This novel struck me as a project where the writer tried to write all the way around her subject without ever getting to the meat of the sandwich, so to speak. Our narrator is Tessa, a feminist memoirist seven years into her second marriage and newly enamoured of an American philosopher, Charlie, who has shown interest in her work. She and her husband Milton befriend Charlie and his wife, and the four of them become embroiled in an awkward coven of conflicting values and competing desires.
Charmaine Craig’s structure has an unusual rhythm – there is the sense that the novel is always almost just about to get started, at the cusp of a revelation, but never quite delivers anything truly satisfying about the core of the characters or their actions. Perhaps we never truly understand why we feel or do anything, but for me, the balance between foreshadowing and illustrating the events that cast the shadows were not conceived in harmony.

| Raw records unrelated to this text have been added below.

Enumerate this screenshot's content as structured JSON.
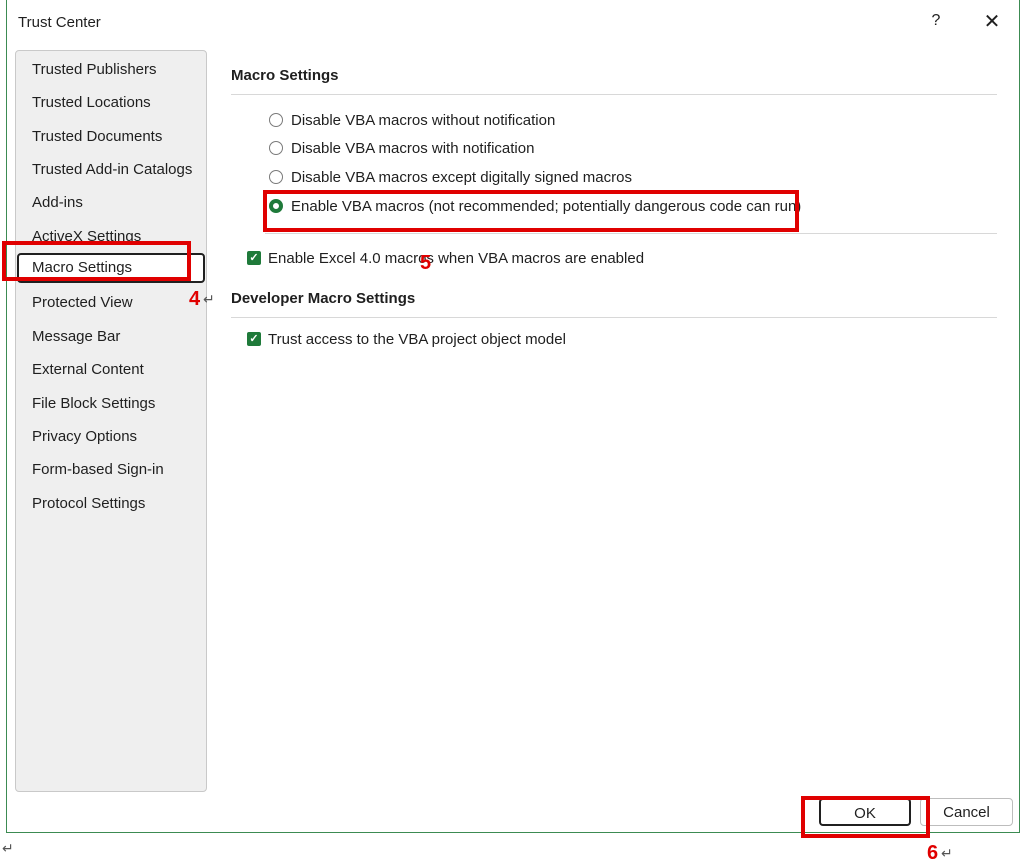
{
  "window": {
    "title": "Trust Center",
    "help_label": "?",
    "close_label": "✕"
  },
  "sidebar": {
    "items": [
      {
        "label": "Trusted Publishers"
      },
      {
        "label": "Trusted Locations"
      },
      {
        "label": "Trusted Documents"
      },
      {
        "label": "Trusted Add-in Catalogs"
      },
      {
        "label": "Add-ins"
      },
      {
        "label": "ActiveX Settings"
      },
      {
        "label": "Macro Settings",
        "selected": true
      },
      {
        "label": "Protected View"
      },
      {
        "label": "Message Bar"
      },
      {
        "label": "External Content"
      },
      {
        "label": "File Block Settings"
      },
      {
        "label": "Privacy Options"
      },
      {
        "label": "Form-based Sign-in"
      },
      {
        "label": "Protocol Settings"
      }
    ]
  },
  "macro_settings": {
    "title": "Macro Settings",
    "options": [
      {
        "label": "Disable VBA macros without notification",
        "checked": false
      },
      {
        "label": "Disable VBA macros with notification",
        "checked": false
      },
      {
        "label": "Disable VBA macros except digitally signed macros",
        "checked": false
      },
      {
        "label": "Enable VBA macros (not recommended; potentially dangerous code can run)",
        "checked": true
      }
    ],
    "excel4_label": "Enable Excel 4.0 macros when VBA macros are enabled",
    "excel4_checked": true
  },
  "developer_settings": {
    "title": "Developer Macro Settings",
    "trust_vba_label": "Trust access to the VBA project object model",
    "trust_vba_checked": true
  },
  "buttons": {
    "ok_label": "OK",
    "cancel_label": "Cancel"
  },
  "annotations": {
    "step4": "4",
    "step5": "5",
    "step6": "6",
    "highlight_color": "#e00000"
  },
  "colors": {
    "accent": "#1f7a3a",
    "window_border": "#3c8b52"
  }
}
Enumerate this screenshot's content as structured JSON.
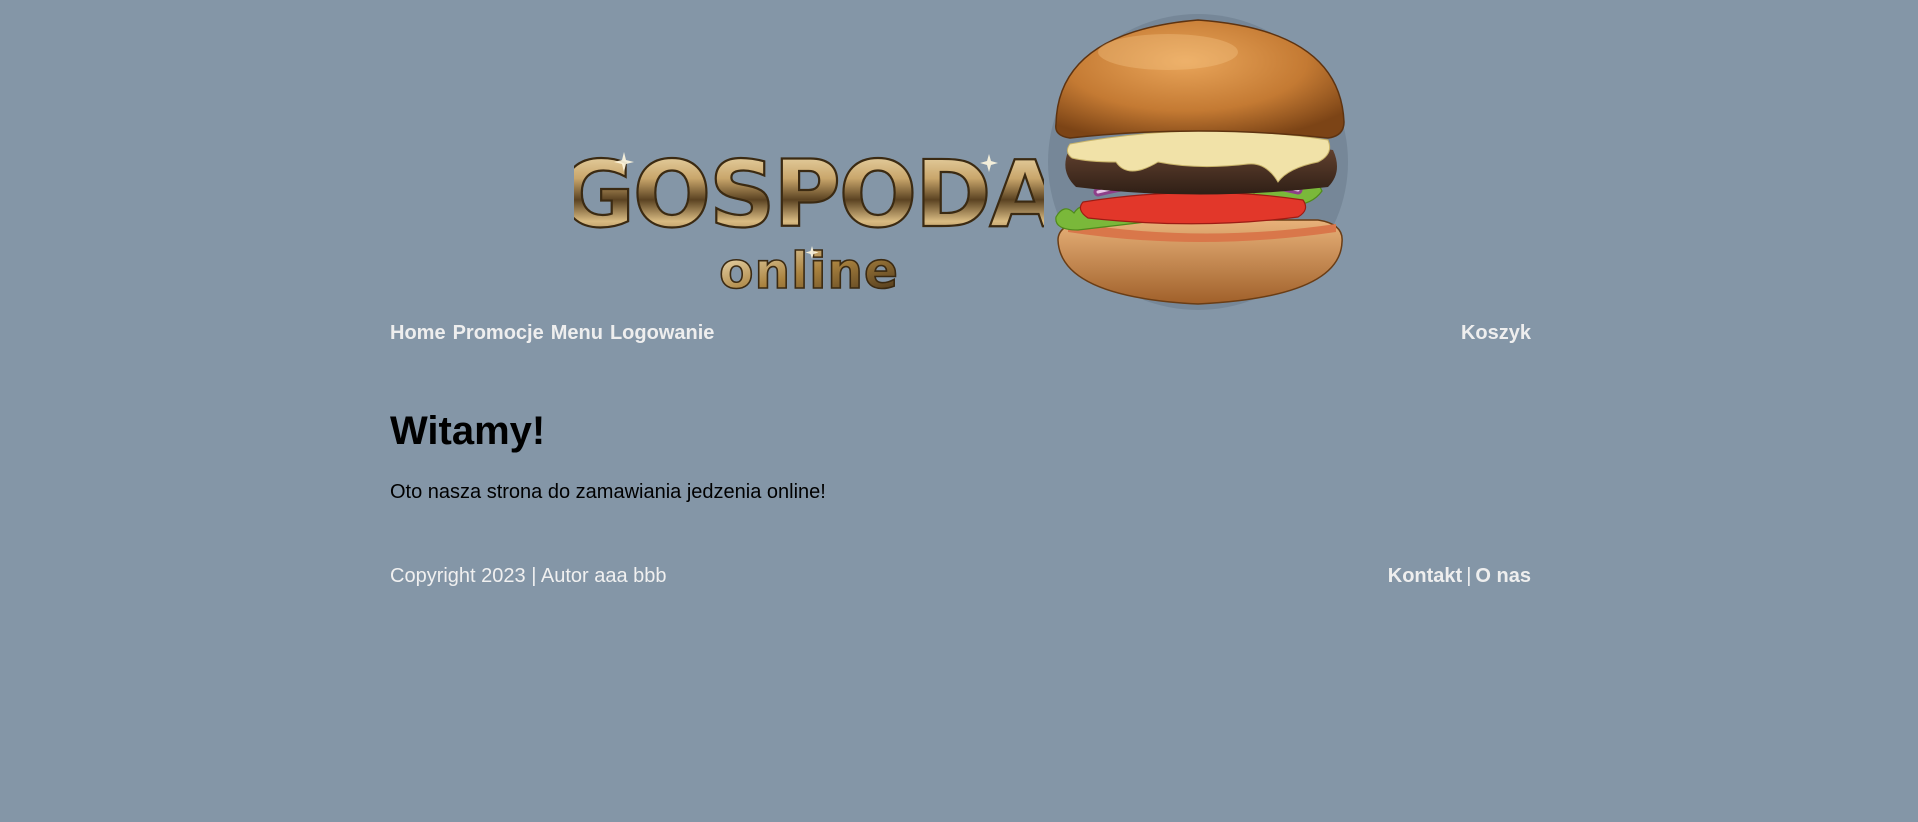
{
  "header": {
    "logo_text_main": "GOSPODA",
    "logo_text_sub": "online",
    "logo_icon": "burger-image"
  },
  "nav": {
    "items": [
      {
        "label": "Home"
      },
      {
        "label": "Promocje"
      },
      {
        "label": "Menu"
      },
      {
        "label": "Logowanie"
      }
    ],
    "cart_label": "Koszyk"
  },
  "main": {
    "title": "Witamy!",
    "text": "Oto nasza strona do zamawiania jedzenia online!"
  },
  "footer": {
    "copyright": "Copyright 2023 | Autor aaa bbb",
    "contact_label": "Kontakt",
    "separator": "|",
    "about_label": "O nas"
  },
  "colors": {
    "background": "#8496a7",
    "nav_text": "#eeeeee",
    "body_text": "#000000",
    "logo_gold": "#c9a66b"
  }
}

The central tension, or so we are instructed, is between Tessa and Charlie’s subservient wife Wah. Tessa feels threatened by Wah’s spirit of martyrdom and her close relationship with her adopted daughter, which she perceives as a betrayal of a woman’s duty to be singular before she is anything else. Tessa’s moralistic arguments throughout the novel, peppered with references to Camus ad infinitum, tell us more about her wish to be seen in distinction to a traditional construction of femininity, than about who she truly is inside. As her daughter Nora observes “All you care about is your side. And you don’t even know the reality of who you are.” There is an authorial self-awareness of Tessa’s limitations and yet her narrow bitterness pervades much of the novel without the softness of hindsight, or the relief of dark humour. The two-dimensional stand offs between Tessa and Wah do not feel as devastating as they might have been with just a fraction more context or humanity.
My Nemesis was a thin work that leaned too heavily on the promise of complexity without the character depth to back up the ideological arguments explored about power dynamics, privilege, motherhood and self-sacrifice. The four central characters were words on a page reading a script, not people I might meet, and that sense of artifice ended up defining my disappointment.